The face of the Phantom is terribly scarred. That does not make him a monster, what makes him a monster are his actions. He thinks that his face is what makes him horrific and that by hiding his scarred face behind his mask his monstrous side will be trapped within. He’s partially right, the mask he applies beats down the monstrous tendencies that are inside of him. Yet, in his body language and in the way he corresponds with people his true self is revealed. The monster is still present, because the mask is not making the man. In The Phantom Of The Opera the man is making the mask, and the man is making the mask that is his scarred face hideous. The Phantom could have been accepted, he could have been taken in by society, maybe. There’s no guarantee of that, but instead of giving society a chance the Phantom gives into the demon within and becomes the monster he imagines everyone believes him to be.
Gothic trappings surround the tale of the Phantom. Trappings is the important word there, because while the various directors do impart a Gothic spin to the visuals and atmosphere of the film they don’t suffocate the film in drab darkness.
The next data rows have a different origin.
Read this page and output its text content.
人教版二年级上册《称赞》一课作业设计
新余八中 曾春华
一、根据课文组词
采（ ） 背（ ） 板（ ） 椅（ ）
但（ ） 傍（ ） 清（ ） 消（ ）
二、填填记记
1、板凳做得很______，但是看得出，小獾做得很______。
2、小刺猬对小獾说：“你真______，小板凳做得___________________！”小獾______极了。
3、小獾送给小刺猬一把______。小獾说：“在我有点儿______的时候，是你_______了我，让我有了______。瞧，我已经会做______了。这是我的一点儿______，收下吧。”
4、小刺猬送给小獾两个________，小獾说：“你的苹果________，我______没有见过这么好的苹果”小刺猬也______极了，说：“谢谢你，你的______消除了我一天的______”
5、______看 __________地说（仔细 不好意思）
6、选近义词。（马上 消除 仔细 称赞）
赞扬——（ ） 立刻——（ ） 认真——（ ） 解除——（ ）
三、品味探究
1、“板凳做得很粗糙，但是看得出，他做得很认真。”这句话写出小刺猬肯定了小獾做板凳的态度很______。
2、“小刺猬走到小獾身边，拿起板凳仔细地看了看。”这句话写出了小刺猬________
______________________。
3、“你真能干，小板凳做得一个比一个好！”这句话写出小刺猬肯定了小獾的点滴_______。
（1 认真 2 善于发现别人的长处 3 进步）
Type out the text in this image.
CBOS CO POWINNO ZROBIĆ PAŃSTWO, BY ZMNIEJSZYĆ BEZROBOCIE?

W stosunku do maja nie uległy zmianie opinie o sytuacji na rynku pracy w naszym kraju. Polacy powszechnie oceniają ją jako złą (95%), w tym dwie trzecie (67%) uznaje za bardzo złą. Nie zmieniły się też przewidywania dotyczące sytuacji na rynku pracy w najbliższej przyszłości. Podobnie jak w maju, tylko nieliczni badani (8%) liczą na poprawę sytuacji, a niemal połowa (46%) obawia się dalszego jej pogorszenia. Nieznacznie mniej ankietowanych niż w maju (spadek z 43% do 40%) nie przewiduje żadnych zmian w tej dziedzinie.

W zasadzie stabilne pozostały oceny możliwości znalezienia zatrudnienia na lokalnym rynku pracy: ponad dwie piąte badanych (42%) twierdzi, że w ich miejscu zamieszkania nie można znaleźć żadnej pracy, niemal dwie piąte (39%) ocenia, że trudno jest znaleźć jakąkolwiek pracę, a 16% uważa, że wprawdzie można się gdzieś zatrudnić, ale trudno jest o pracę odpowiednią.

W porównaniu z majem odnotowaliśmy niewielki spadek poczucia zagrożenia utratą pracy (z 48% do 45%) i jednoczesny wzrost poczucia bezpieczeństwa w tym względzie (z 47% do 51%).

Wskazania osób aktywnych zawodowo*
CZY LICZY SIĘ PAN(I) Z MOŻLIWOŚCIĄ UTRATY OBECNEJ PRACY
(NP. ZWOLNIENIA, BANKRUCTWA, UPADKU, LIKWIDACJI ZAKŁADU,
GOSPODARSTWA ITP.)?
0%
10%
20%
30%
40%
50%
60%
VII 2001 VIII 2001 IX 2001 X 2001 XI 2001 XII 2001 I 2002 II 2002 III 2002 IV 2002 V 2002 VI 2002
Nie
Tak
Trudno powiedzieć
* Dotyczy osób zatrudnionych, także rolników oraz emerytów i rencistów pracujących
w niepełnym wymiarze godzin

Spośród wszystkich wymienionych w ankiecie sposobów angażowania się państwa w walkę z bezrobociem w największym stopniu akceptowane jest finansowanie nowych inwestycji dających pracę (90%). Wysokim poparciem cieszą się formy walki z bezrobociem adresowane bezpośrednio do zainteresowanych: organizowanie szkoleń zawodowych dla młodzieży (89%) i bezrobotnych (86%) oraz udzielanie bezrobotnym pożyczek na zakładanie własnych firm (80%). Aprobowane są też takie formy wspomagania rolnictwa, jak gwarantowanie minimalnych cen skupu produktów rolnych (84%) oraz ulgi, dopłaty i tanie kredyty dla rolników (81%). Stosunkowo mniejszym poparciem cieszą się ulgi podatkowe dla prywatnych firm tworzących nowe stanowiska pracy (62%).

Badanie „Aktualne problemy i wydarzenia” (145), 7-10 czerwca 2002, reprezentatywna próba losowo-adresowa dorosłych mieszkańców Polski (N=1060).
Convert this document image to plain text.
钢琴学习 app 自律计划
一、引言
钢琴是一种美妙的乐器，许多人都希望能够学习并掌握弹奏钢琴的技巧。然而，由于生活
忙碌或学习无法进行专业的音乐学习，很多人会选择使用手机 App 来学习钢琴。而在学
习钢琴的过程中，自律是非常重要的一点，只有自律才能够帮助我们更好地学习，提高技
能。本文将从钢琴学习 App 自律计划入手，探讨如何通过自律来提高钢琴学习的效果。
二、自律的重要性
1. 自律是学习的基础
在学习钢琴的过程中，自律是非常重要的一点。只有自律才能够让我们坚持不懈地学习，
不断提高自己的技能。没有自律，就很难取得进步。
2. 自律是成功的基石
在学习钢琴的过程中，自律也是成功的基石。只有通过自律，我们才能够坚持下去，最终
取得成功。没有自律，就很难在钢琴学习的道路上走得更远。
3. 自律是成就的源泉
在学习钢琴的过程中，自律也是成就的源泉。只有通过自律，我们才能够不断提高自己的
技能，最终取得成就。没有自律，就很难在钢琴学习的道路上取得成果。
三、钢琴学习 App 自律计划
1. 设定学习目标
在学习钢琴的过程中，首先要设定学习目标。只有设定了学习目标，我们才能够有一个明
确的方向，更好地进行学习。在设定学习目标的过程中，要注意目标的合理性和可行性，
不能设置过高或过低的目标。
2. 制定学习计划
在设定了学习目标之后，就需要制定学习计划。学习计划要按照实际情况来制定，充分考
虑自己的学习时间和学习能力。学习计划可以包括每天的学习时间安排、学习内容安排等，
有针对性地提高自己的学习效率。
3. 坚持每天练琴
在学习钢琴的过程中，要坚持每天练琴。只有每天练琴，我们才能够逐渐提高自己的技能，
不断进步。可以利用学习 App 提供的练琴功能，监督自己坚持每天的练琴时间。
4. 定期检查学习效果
This isn’t a Tim Burton film, there is life at play to boost the Gothic trappings. I was struck by the way the film used color to highlight in the background. There are often shades of green and blue in the background, and they are oddly applied as the use of color had not yet been mastered. The oddness of the color only helps to add to the eeriness and the visual sumptuousness of The Phantom Of The Opera.
The end of The Phantom Of The Opera is the lone sour point in the film. The wonderful performance of a damaged man that has been delivered by Lon Chaney is shucked to the side in favor of an all too conventional chase scene. The filmmaking leading up to the ending had been nuanced and full of wonderful little bits. The chase that is the end of the film is plain, too plain and forthcoming for a film that is about what hides in the shadows and the horror of the human soul. I’m not sure how the film should have ended, I’m not creative in that way. But, I know that the ending that the audience is given pales next to everything that came before.
The torture of the human existence is a topic I always find interesting in film. What I find even more interesting is when that torture is melded with the responsibility of being human. The Phantom Of The Opera is classic horror, it’s not about the monster we see but the monster who is hiding underneath. An excellent performance from Mr. Chaney and the terrific filmmaking in the first three quarters of the film help to keep this a great experience in spite of the conventional ending.